According to the present invention, it is possible to provide a non-aqueous electrolyte secondary battery using a battery container made of a laminated sheet of metal and resin, which eliminates the yield during the manufacturing process and is easy to assemble. it can.

[Brief description of the drawings]

FIG. 1 is an explanatory diagram of a nonaqueous electrolyte secondary battery according to one embodiment of the present invention.

FIG. 2 is an explanatory diagram of an electrode body of the nonaqueous electrolyte secondary battery according to one embodiment.

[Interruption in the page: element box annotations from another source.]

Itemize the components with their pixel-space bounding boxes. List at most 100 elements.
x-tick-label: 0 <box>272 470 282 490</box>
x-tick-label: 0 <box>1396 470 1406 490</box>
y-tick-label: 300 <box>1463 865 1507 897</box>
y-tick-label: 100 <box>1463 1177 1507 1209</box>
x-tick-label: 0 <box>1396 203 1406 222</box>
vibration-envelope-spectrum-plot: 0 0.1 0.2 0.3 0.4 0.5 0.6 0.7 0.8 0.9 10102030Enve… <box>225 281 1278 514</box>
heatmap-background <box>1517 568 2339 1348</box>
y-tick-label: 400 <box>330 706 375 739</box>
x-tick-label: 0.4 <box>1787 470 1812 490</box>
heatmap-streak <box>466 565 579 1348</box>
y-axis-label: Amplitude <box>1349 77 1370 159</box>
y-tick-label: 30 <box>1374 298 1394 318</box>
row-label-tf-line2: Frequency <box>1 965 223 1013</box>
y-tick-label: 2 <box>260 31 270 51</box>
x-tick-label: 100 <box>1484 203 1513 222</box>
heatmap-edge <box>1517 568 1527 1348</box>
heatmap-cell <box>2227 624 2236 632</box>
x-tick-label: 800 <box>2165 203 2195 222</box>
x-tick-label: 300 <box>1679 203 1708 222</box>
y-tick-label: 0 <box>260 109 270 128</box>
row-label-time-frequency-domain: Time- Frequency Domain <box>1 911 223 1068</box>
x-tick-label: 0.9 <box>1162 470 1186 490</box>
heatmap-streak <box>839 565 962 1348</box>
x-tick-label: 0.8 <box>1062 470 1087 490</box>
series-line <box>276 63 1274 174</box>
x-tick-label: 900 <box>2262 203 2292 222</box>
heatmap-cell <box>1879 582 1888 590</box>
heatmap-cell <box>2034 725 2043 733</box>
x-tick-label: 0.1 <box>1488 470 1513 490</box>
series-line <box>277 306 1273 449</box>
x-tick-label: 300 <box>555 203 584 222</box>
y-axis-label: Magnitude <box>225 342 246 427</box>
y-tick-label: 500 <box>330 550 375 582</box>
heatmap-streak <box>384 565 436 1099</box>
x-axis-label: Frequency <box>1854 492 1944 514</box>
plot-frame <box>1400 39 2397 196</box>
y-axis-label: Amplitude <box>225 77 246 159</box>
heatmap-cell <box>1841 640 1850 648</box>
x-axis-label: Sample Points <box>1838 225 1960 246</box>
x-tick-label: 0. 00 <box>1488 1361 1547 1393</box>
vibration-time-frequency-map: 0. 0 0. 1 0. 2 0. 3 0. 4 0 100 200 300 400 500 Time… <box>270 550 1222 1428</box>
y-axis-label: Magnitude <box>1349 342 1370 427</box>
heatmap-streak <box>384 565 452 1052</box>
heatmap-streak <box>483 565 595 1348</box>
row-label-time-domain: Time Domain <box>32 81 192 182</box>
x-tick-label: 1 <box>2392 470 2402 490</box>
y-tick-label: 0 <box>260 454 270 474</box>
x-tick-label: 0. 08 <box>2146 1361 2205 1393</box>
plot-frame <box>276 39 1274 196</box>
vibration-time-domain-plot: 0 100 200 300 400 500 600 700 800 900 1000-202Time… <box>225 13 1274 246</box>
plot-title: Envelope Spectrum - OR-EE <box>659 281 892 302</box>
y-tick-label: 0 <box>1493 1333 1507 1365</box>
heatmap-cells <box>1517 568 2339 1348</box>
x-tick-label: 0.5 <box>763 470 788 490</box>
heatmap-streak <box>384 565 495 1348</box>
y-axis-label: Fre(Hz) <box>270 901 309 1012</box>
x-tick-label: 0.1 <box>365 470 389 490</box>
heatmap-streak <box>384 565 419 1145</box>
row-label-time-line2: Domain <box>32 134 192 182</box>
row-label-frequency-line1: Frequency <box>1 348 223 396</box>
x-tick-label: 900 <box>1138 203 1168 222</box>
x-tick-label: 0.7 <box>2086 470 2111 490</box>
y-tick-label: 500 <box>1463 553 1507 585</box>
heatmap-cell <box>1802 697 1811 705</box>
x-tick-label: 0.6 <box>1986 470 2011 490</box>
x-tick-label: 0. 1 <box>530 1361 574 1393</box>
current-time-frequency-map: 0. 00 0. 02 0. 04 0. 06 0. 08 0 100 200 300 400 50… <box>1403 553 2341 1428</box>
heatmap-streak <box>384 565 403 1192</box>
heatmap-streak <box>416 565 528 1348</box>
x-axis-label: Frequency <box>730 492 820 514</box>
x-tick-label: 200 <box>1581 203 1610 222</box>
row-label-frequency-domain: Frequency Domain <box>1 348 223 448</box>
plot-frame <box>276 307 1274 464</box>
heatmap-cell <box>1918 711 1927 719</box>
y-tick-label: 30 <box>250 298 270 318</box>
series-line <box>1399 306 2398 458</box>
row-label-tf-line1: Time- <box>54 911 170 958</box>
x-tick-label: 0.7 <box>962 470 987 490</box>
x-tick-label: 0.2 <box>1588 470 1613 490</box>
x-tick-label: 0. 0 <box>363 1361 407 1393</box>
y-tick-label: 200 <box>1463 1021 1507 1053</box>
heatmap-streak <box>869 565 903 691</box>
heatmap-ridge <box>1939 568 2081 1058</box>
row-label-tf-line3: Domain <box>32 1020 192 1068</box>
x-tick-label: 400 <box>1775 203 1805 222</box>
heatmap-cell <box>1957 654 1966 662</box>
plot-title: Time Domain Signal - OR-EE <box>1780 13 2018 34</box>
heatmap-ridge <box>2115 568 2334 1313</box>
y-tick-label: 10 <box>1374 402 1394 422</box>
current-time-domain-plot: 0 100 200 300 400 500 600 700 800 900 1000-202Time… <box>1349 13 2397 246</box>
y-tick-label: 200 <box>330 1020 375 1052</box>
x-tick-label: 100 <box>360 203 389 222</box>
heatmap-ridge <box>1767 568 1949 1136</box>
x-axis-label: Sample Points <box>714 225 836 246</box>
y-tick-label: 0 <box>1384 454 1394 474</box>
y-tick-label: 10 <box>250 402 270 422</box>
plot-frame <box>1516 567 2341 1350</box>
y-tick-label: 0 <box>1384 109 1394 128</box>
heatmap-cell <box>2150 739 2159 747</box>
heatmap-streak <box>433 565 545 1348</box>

FIG. 3 is an explanatory sectional view of an aluminum laminate sheet constituting the battery container according to one embodiment;

[Explanation of symbols]

 DESCRIPTION OF SYMBOLS 1 Non-aqueous electrolyte secondary battery 5 Positive electrode lead terminal 5 'Negative electrode lead terminal 6 Battery container 10 Fixing means 12 Electrode body 20 PET layer 22 PET layer 23 PE layer 24 Modified PE layer 21 Aluminum layer

 ──────────────────────────────────────────────────続 き Continuing on the front page F term (reference) 4F100 AB01A AB10A AK01B AK01C AK42B AK42C BA03 BA06 BA10B BA10C BA13 EJ37B EJ37C EJ38B EJ38C GB41 JL02 5H011 AA03 AA09 CC10 DD13 EE04 FF04 GG09 H03 AM03 AJ03A03 AM07 AM16 BJ02 BJ14 CJ03 DJ02 EJ01 EJ11

Claims (2)

[Claims] 1. A battery in which a laminate sheet having a metal layer and a resin layer is a constituent element of a battery container, comprising a stretched resin layer as an upper layer and a lower layer of the metal layer. 2. The battery according to claim 1, wherein the battery is a non-aqueous electrolyte secondary battery.